Harry el Sucio ha muerto. También la rata estereotipada de ‘El sargento de hierro’. Clint Eastwood, de 78 años, ha asesinado a uno de sus personajes más memorables en ‘Gran Torino’, una película que es como la campana de Gauss pero al revés: empieza arriba, se amodorra e infantiliza en la mitad para luego despegar con fuerza y terminar arriba, muy arriba. Lágrimas de acompañantes aparte, que demuestran sensibilidad a los dos lados de la pantalla, es una gran película. No es la mejor de Clint, pero sí que es fundamental porque cierra un círculo iniciado en los años 60 cuando cruzó el mundo para dar carne y cara al esqueleto diseñado por Sergio Leone, padre fílmico de Clint y del spaghetti western. Qué pena que haya asesinado su creación personal, pero si lo hace es porque empieza ya a cerrar puertas y no dejar cabos sin atar, para demostrar que es ahora, cuando supera la esperanza de vida media de su país, cuando ya es adulto, maduro y da lo mejor de sí mismo.
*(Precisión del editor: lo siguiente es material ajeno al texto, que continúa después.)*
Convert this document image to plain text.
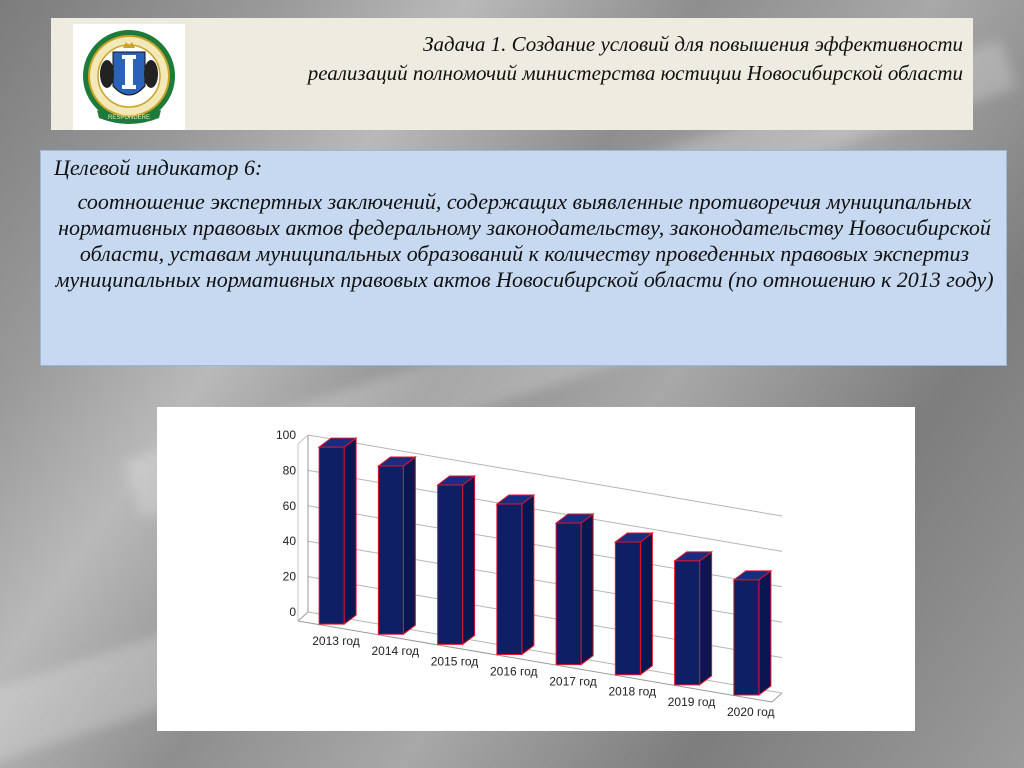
RESPONDERE
Задача 1. Создание условий для повышения эффективности
реализаций полномочий министерства юстиции Новосибирской области
Целевой индикатор 6:
соотношение экспертных заключений, содержащих выявленные противоречия муниципальных нормативных правовых актов федеральному законодательству, законодательству Новосибирской области, уставам муниципальных образований к количеству проведенных правовых экспертиз муниципальных нормативных правовых актов Новосибирской области (по отношению к 2013 году)
0
20
40
60
80
100
2013 год
2014 год
2015 год
2016 год
2017 год
2018 год
2019 год
2020 год
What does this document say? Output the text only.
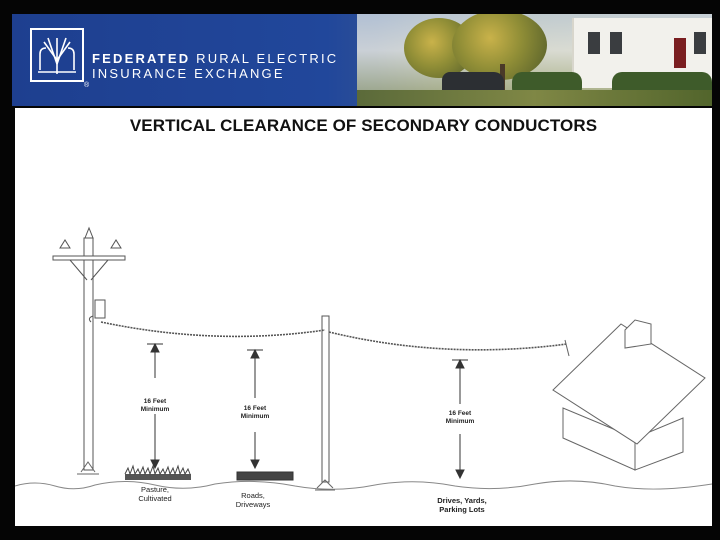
®
FEDERATED RURAL ELECTRIC
INSURANCE EXCHANGE
VERTICAL CLEARANCE OF SECONDARY CONDUCTORS
16 Feet
Minimum	16 Feet
Minimum	16 Feet
Minimum
Pasture,
Cultivated	Roads,
Driveways	Drives, Yards,
Parking Lots
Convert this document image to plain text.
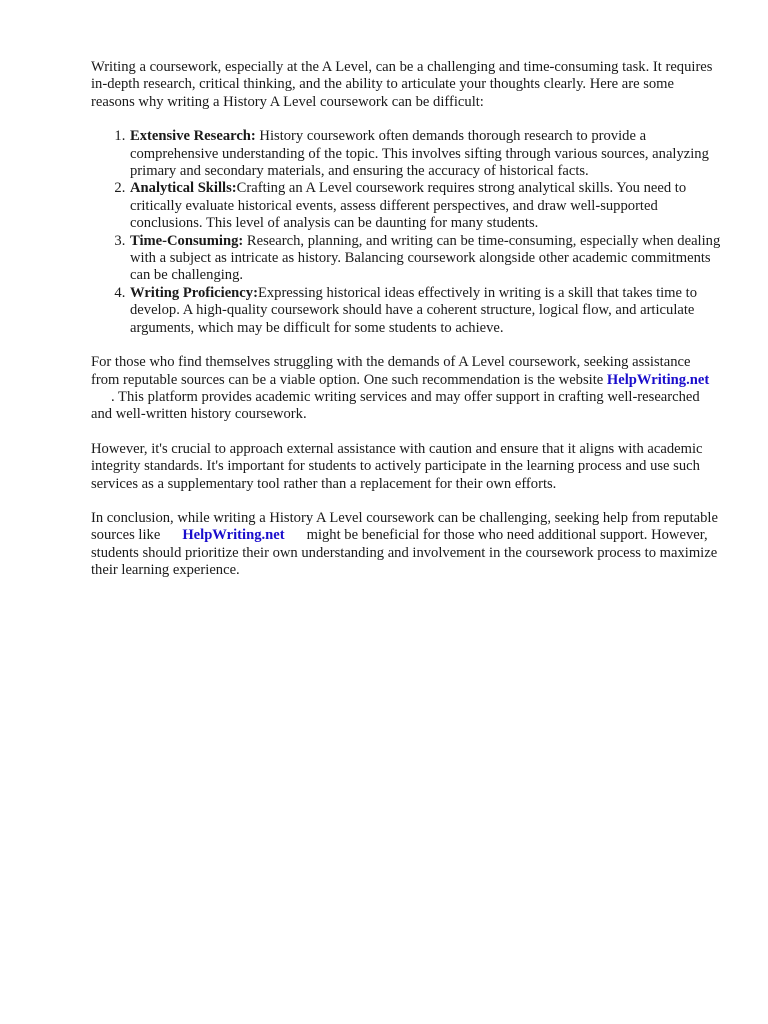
Writing a coursework, especially at the A Level, can be a challenging and time-consuming task. It requires in-depth research, critical thinking, and the ability to articulate your thoughts clearly. Here are some reasons why writing a History A Level coursework can be difficult:

1. Extensive Research: History coursework often demands thorough research to provide a comprehensive understanding of the topic. This involves sifting through various sources, analyzing primary and secondary materials, and ensuring the accuracy of historical facts.
2. Analytical Skills:Crafting an A Level coursework requires strong analytical skills. You need to critically evaluate historical events, assess different perspectives, and draw well-supported conclusions. This level of analysis can be daunting for many students.
3. Time-Consuming: Research, planning, and writing can be time-consuming, especially when dealing with a subject as intricate as history. Balancing coursework alongside other academic commitments can be challenging.
4. Writing Proficiency:Expressing historical ideas effectively in writing is a skill that takes time to develop. A high-quality coursework should have a coherent structure, logical flow, and articulate arguments, which may be difficult for some students to achieve.

For those who find themselves struggling with the demands of A Level coursework, seeking assistance from reputable sources can be a viable option. One such recommendation is the website HelpWriting.net. This platform provides academic writing services and may offer support in crafting well-researched and well-written history coursework.

However, it's crucial to approach external assistance with caution and ensure that it aligns with academic integrity standards. It's important for students to actively participate in the learning process and use such services as a supplementary tool rather than a replacement for their own efforts.

In conclusion, while writing a History A Level coursework can be challenging, seeking help from reputable sources like HelpWriting.net might be beneficial for those who need additional support. However, students should prioritize their own understanding and involvement in the coursework process to maximize their learning experience.
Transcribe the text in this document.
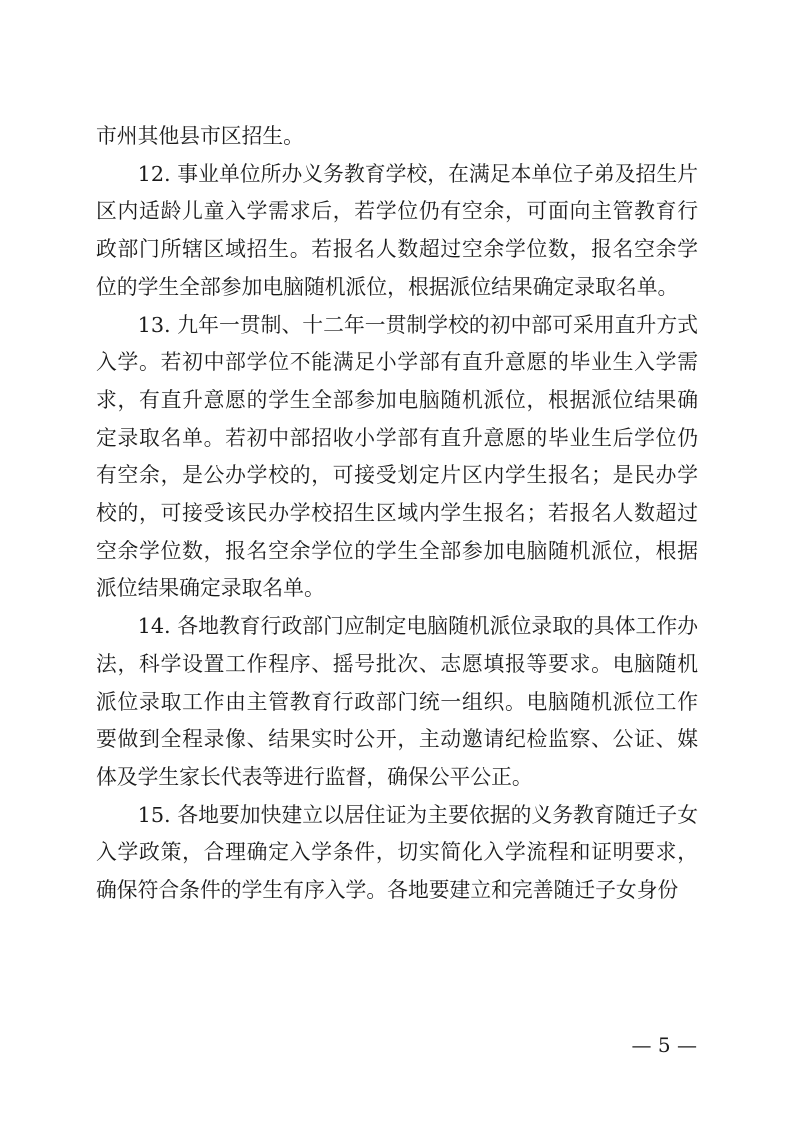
市州其他县市区招生。

12. 事业单位所办义务教育学校，在满足本单位子弟及招生片区内适龄儿童入学需求后，若学位仍有空余，可面向主管教育行政部门所辖区域招生。若报名人数超过空余学位数，报名空余学位的学生全部参加电脑随机派位，根据派位结果确定录取名单。

13. 九年一贯制、十二年一贯制学校的初中部可采用直升方式入学。若初中部学位不能满足小学部有直升意愿的毕业生入学需求，有直升意愿的学生全部参加电脑随机派位，根据派位结果确定录取名单。若初中部招收小学部有直升意愿的毕业生后学位仍有空余，是公办学校的，可接受划定片区内学生报名；是民办学校的，可接受该民办学校招生区域内学生报名；若报名人数超过空余学位数，报名空余学位的学生全部参加电脑随机派位，根据派位结果确定录取名单。

14. 各地教育行政部门应制定电脑随机派位录取的具体工作办法，科学设置工作程序、摇号批次、志愿填报等要求。电脑随机派位录取工作由主管教育行政部门统一组织。电脑随机派位工作要做到全程录像、结果实时公开，主动邀请纪检监察、公证、媒体及学生家长代表等进行监督，确保公平公正。

15. 各地要加快建立以居住证为主要依据的义务教育随迁子女入学政策，合理确定入学条件，切实简化入学流程和证明要求，确保符合条件的学生有序入学。各地要建立和完善随迁子女身份

— 5 —
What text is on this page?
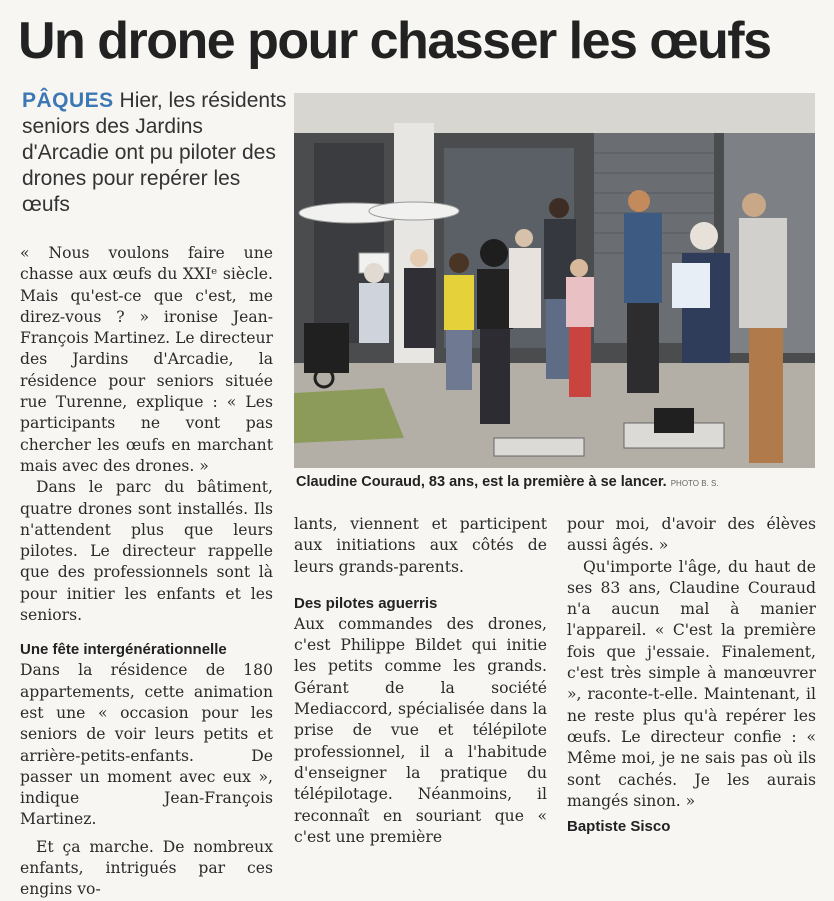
Un drone pour chasser les œufs
PÂQUES Hier, les résidents seniors des Jardins d'Arcadie ont pu piloter des drones pour repérer les œufs

« Nous voulons faire une chasse aux œufs du XXIᵉ siècle. Mais qu'est-ce que c'est, me direz-vous ? » ironise Jean-François Martinez. Le directeur des Jardins d'Arcadie, la résidence pour seniors située rue Turenne, explique : « Les participants ne vont pas chercher les œufs en marchant mais avec des drones. »

Dans le parc du bâtiment, quatre drones sont installés. Ils n'attendent plus que leurs pilotes. Le directeur rappelle que des professionnels sont là pour initier les enfants et les seniors.

Une fête intergénérationnelle

Dans la résidence de 180 appartements, cette animation est une « occasion pour les seniors de voir leurs petits et arrière-petits-enfants. De passer un moment avec eux », indique Jean-François Martinez.

Et ça marche. De nombreux enfants, intrigués par ces engins vo-

Claudine Couraud, 83 ans, est la première à se lancer. PHOTO B. S.

lants, viennent et participent aux initiations aux côtés de leurs grands-parents.

Des pilotes aguerris

Aux commandes des drones, c'est Philippe Bildet qui initie les petits comme les grands. Gérant de la société Mediaccord, spécialisée dans la prise de vue et télépilote professionnel, il a l'habitude d'enseigner la pratique du télépilotage. Néanmoins, il reconnaît en souriant que « c'est une première

pour moi, d'avoir des élèves aussi âgés. »

Qu'importe l'âge, du haut de ses 83 ans, Claudine Couraud n'a aucun mal à manier l'appareil. « C'est la première fois que j'essaie. Finalement, c'est très simple à manœuvrer », raconte-t-elle. Maintenant, il ne reste plus qu'à repérer les œufs. Le directeur confie : « Même moi, je ne sais pas où ils sont cachés. Je les aurais mangés sinon. »

Baptiste Sisco
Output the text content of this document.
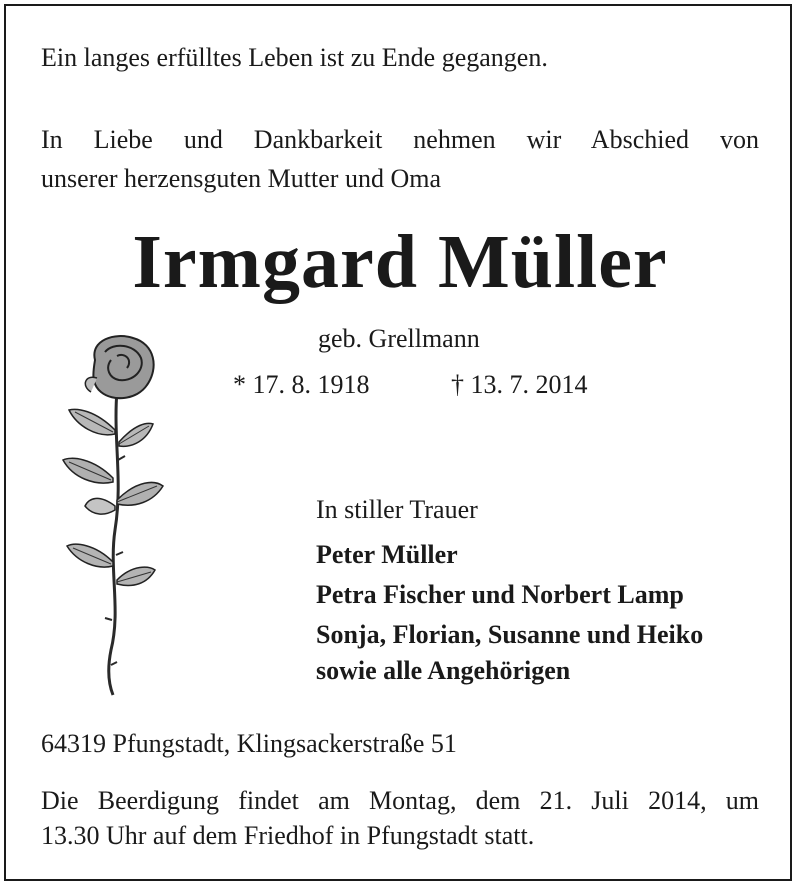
Ein langes erfülltes Leben ist zu Ende gegangen.
In Liebe und Dankbarkeit nehmen wir Abschied von
unserer herzensguten Mutter und Oma
Irmgard Müller
geb. Grellmann
* 17. 8. 1918	† 13. 7. 2014
In stiller Trauer
Peter Müller
Petra Fischer und Norbert Lamp
Sonja, Florian, Susanne und Heiko
sowie alle Angehörigen
64319 Pfungstadt, Klingsackerstraße 51
Die Beerdigung findet am Montag, dem 21. Juli 2014, um
13.30 Uhr auf dem Friedhof in Pfungstadt statt.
Nunca antes este hombre fue tan buen cineasta, tan sencillo y profundo, tan clásico en cada decisión, movimiento y mirada.
Hace poco le preguntaron cómo se sentía ahora. Su respuesta fue “libre, jamás había sido tan libre como ahora”. Clint ya no volverá a actuar, ni falta que le hace. Ya no perderá tiempo y energías en hacer un papel que ha bordado una y otra vez desde que hiciera ‘Sin perdón’ y ‘Los puentes de Madison’, sus dos últimas interpretaciones no encasilladas. Ahora ya será sólo director, ahora que ha cerrado el ciclo del macho americano cabreado, después de cerrar el del western con ‘Sin perdón’. Ya sólo nos queda él, su voz suave en inglés y el doblaje soberbio de Constantino Romero que a la acompañante le produjo un shock postraumático convertido en carcajada. Esto es, ya sólo queda Clint.
Pd: vayan a verla. No lo olviden, no lo duden, déjense llevar.